Set to the theme of just eight words over eight chapters—Pleasure, Timeless, Imagination, Craftsmanship, Passion, Heritage, Joy, and Boldness—select artists, artisans, innovators, hosts, and more share their side of contemporary life in the countryside and cities through photographs and personal tales, celebrating all aspects of Italian identity.
Following a rich, textured green cover and its collage by Roberta e Brambilla, photos of creators in kitchens, hotels, art studios, family businesses, and more guide us through the Italy of today—rich with history and traditions, and full of contemporary ideals. Close-up images of families and centered shots of well-designed homes are in dialogue with images of landscape, expressive artworks, and symbols of leisure. For most Italians featured in the book, the importance of family and their place in the old and new worlds they straddle, is the key to life.
“What makes me feel the most Italian?” asked Marcello Mereu, an automotive detailer. “I’m very fond of my family and I bring the idea of family to the workplace as well.” In the pages that follow, in the workplace and not, we see siblings and partners enjoying small moments together that reflect larger values. Activities—like sipping coffee, lounging on the couch, carrying vats of tomatoes, or creating art—are shown to be a collective experience to enhance life’s true meaning.
Food, a non-negotiable in true Italian life, is also highlighted in Aria d’Italia. Images of a family dining are seen alongside a photo of Chef Marco Baldeschi, topped with a green cap, drinking a beverage atop his countertop. “Every day I discover something new about Italian cuisine. It’s never-ending and complicated. Like us.”
The architect and designer, Giovanna Carboni agrees, saying, “It doesn’t make me angry when we Italians are described with the clichés of pizza and the mandolin. There’s some truth to that. We love food and we are natural entertainers.”
Diving each chapter passages featuring thoughtful phrases like “Night Thinking Day Dreaming,” “Life Is too Short Not To Be Italian,” and “True Joy Is Not Having Something You Love It’s Sharing It With The People You Love.” These notes, feel hand-written and mirror values shared by Italians—from Florence to Sicily and everywhere in between. These snippets also guide the reader to sit back and imagine traveling through these towns to experience the true Italian lifestyle, filled with an afternoon aperitivo hour and a dip in the Adriatic or Tyrrhenian Seas.

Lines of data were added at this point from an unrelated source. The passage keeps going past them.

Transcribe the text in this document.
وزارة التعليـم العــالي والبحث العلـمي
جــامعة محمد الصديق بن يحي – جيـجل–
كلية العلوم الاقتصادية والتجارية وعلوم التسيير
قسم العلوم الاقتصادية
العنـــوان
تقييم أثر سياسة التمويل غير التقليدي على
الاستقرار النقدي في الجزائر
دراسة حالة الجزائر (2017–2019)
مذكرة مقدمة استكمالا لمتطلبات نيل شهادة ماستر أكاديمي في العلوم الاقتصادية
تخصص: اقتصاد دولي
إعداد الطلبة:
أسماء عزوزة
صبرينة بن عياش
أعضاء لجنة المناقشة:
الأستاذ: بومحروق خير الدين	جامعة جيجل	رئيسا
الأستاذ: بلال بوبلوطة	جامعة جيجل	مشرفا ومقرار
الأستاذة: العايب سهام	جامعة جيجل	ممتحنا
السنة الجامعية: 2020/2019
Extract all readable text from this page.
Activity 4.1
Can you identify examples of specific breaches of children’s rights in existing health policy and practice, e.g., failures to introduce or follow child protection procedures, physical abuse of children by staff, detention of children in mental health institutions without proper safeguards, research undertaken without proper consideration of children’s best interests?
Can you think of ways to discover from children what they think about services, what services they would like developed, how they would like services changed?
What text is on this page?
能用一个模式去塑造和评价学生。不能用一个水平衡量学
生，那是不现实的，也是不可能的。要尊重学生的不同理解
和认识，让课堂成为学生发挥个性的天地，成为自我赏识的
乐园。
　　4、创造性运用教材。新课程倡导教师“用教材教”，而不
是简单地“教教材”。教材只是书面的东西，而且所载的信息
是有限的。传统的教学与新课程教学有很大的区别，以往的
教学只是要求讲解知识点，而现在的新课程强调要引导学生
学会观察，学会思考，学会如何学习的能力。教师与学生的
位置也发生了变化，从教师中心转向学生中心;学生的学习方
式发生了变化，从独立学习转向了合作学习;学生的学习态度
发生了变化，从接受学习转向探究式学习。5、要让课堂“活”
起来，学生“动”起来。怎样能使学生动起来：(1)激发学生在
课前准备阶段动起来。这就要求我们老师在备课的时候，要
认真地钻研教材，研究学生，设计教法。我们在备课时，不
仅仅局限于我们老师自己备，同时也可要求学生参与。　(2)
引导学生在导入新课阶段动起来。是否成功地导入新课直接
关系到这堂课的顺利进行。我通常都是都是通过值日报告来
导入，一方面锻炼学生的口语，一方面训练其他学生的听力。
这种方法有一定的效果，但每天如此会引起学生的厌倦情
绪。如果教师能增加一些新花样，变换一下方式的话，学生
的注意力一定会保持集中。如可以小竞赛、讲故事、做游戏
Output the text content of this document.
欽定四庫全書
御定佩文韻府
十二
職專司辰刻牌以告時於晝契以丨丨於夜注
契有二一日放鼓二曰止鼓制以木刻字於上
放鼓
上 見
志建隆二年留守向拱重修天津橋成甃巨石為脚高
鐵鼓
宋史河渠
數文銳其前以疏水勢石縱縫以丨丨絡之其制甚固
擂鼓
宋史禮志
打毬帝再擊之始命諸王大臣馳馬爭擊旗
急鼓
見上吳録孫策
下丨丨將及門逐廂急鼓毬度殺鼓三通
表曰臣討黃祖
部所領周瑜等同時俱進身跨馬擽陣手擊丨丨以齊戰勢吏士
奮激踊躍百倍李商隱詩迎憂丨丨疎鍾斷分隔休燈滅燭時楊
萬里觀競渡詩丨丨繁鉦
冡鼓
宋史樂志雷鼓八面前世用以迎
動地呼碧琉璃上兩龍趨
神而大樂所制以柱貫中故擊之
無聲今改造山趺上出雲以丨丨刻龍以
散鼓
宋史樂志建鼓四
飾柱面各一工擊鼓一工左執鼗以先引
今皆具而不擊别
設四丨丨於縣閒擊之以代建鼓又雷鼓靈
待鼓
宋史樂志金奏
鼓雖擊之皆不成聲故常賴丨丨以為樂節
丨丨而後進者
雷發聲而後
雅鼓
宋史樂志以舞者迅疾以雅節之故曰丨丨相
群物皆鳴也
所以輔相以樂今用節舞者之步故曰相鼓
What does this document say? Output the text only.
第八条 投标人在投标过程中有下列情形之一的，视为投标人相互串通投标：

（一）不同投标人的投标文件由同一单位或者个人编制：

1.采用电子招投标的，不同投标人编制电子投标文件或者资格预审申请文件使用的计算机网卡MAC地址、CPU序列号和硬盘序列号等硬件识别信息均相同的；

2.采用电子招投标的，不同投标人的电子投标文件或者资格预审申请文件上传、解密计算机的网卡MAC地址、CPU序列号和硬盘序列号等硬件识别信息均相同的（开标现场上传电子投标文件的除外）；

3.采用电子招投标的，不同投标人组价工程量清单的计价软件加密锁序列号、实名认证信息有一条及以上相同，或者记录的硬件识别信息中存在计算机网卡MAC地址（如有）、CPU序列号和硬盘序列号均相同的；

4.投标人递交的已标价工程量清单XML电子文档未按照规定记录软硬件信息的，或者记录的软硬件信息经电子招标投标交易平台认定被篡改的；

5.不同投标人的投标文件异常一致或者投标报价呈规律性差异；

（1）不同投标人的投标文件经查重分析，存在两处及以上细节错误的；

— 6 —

“If a Martian were to land on Earth, I wouldn’t take them to Rome but rather on a trip around the provinces, to discover little-known stores and trattoria, places off the beaten path yet truly excellent,” said entrepreneur Francesco Mondadori. These farther-flung places—tucked beyond the hills in cities like San Gimignano—are where local wines are made, textiles are woven by hand, and shoes are mended by cobblers.
On page 62, a Piaggio Ape—a traditional three-wheeled vehicle common in small Italian towns—carries baskets of vegetables and bright yellow florals. Positioned in front of an old, ornate building, the image lends meaning back to Mondadori’s idea of small-town charm and less-traveled roads.
“The culture of stopping to chat with someone in the town square. The neighborhood life that makes you become friends with perfect strangers. The tradition of the aperitif out in the open. In all these interactions with others, at times strangers, there is an idea of being in the world with passion,” said Caio Castellini, a student.
Between the special title’s oversized pages, we also get a glimpse at works by artists and designers, including sculptures by Sol LeWitt, vases by Ettore Sottsas, chairs by Verner Panton, bookcases by Luca Bombassei, and tables by Lica Bombassei. “There is poetry in doing things calmy and carefully,” said the artist Costanza Chia. “It is the warm Italian touch.”
For Tod’s, a storied brand with such dedication to craft, each chapter is an opportunity to showcase shared values—from approaching style carefully to living in the moment. This, it seems, is the true essence of La Dolce Vita.
Joining the house’s previous publications celebrating Italian lifestyle, Italian Touch and Italian Portraits, Aria D’Italia is available for purchase online and internationally in stores.